Elles sont les premières concernées par la dimension économique de la francophonie. Or force est de constater qu'elles en méconnaissent souvent les enjeux non seulement dans leur stratégie commerciale mais également au sein même de leur établissement, comme le constatait dans son rapport le groupe de travail « industrie économie marché » qui avait été mis en place en 1993 par le ministre de la culture et de la francophonie, M. Jacques Toubon.

QUAND UN PUBLICITAIRE DÉCOUVRE LES VERTUS DE LA FRANCOPHONIE

Alors que nombreux ont été les publicitaires qui avaient lors de l'adoption de la loi du 4 août 1994 dénoncé le caractère désuet de la défense de la langue française, on ne peut que se féliciter qu'un des membres les plus éminents de cette profession se fasse aujourd'hui le défenseur de la francophonie.

En effet après avoir dressé un constat critique du dernier festival publicitaire de Cannes qui s'est achevé « une fois de plus à l'avantage de l'anglo-saxonite, une fois encore au détriment de la France », M. Séguéla se demandait cet été dans le Figaro « pourquoi nous ne ferions pas respecter chez nous notre langue ». C'est précisément ce qu'entreprennent les pouvoirs publics. Les promoteurs de la francophonie ne peuvent que se sentir réconfortés.

Dans la plupart des filiales d'entreprises françaises à l'étranger, notamment en Amérique du Sud, en Espagne, en Italie et dans les pays de l'Est, les collaborateurs, cadres, employés, secrétaires, recrutés localement, souvent très fiers de travailler dans une entreprise française, sont peu ou pas sensibilisés, voire motivés, par leurs entreprises à apprendre la langue française, voire à utiliser ce qu'ils ont pu en apprendre à l'université, dans les différentes Alliances françaises et dans les lycées français locaux.
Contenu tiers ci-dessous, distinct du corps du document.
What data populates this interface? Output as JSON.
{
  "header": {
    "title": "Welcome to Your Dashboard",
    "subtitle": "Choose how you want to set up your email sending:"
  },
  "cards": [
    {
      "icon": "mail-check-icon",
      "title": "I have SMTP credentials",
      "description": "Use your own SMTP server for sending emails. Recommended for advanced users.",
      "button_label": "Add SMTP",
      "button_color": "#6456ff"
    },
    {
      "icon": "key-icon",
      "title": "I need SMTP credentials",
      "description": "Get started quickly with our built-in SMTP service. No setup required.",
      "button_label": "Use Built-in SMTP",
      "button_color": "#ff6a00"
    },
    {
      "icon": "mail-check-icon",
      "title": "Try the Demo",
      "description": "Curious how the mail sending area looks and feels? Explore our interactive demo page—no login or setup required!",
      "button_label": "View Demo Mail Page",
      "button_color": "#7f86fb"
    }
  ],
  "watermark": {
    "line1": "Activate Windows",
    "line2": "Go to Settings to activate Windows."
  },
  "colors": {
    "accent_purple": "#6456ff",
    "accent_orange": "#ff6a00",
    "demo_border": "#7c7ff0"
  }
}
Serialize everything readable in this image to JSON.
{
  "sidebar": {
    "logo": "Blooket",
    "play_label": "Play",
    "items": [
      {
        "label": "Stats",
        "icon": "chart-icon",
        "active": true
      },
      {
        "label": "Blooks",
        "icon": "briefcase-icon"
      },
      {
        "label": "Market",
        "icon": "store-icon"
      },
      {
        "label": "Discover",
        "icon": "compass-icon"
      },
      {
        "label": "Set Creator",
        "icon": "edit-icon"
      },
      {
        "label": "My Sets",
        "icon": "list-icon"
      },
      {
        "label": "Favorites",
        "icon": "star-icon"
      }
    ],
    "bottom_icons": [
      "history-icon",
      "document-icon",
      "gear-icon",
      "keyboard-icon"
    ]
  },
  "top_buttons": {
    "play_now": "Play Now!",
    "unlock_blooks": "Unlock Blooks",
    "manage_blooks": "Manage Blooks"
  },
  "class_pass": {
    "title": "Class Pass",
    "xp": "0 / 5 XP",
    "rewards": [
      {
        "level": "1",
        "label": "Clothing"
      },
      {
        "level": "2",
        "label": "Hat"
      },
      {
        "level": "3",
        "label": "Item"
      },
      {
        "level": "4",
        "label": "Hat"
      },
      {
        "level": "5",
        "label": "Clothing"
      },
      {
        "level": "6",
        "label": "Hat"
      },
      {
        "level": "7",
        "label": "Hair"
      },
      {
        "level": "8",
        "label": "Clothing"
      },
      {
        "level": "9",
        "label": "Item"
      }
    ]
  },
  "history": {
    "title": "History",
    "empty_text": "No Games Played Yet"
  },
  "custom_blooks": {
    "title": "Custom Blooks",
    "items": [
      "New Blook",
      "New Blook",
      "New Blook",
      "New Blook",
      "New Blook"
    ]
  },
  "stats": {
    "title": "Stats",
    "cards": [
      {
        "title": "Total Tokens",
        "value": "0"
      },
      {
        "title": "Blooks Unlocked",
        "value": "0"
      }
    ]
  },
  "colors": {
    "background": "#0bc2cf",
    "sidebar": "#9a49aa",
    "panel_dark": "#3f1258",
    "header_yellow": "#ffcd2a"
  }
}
La maîtrise de l'anglais est souvent une condition prioritaire parmi les critères d'embauché. Bien qu'ils soient constamment en contact avec des Français, jamais on ne demande à ces collaborateurs de posséder quelques rudiments de notre langue pour pouvoir rentrer dans l'entreprise. De même, des fonds de formation permanente sont utilisés pour améliorer le niveau d'anglais de ces cadres. Jamais, ou rarement, on n'en fait autant pour le français.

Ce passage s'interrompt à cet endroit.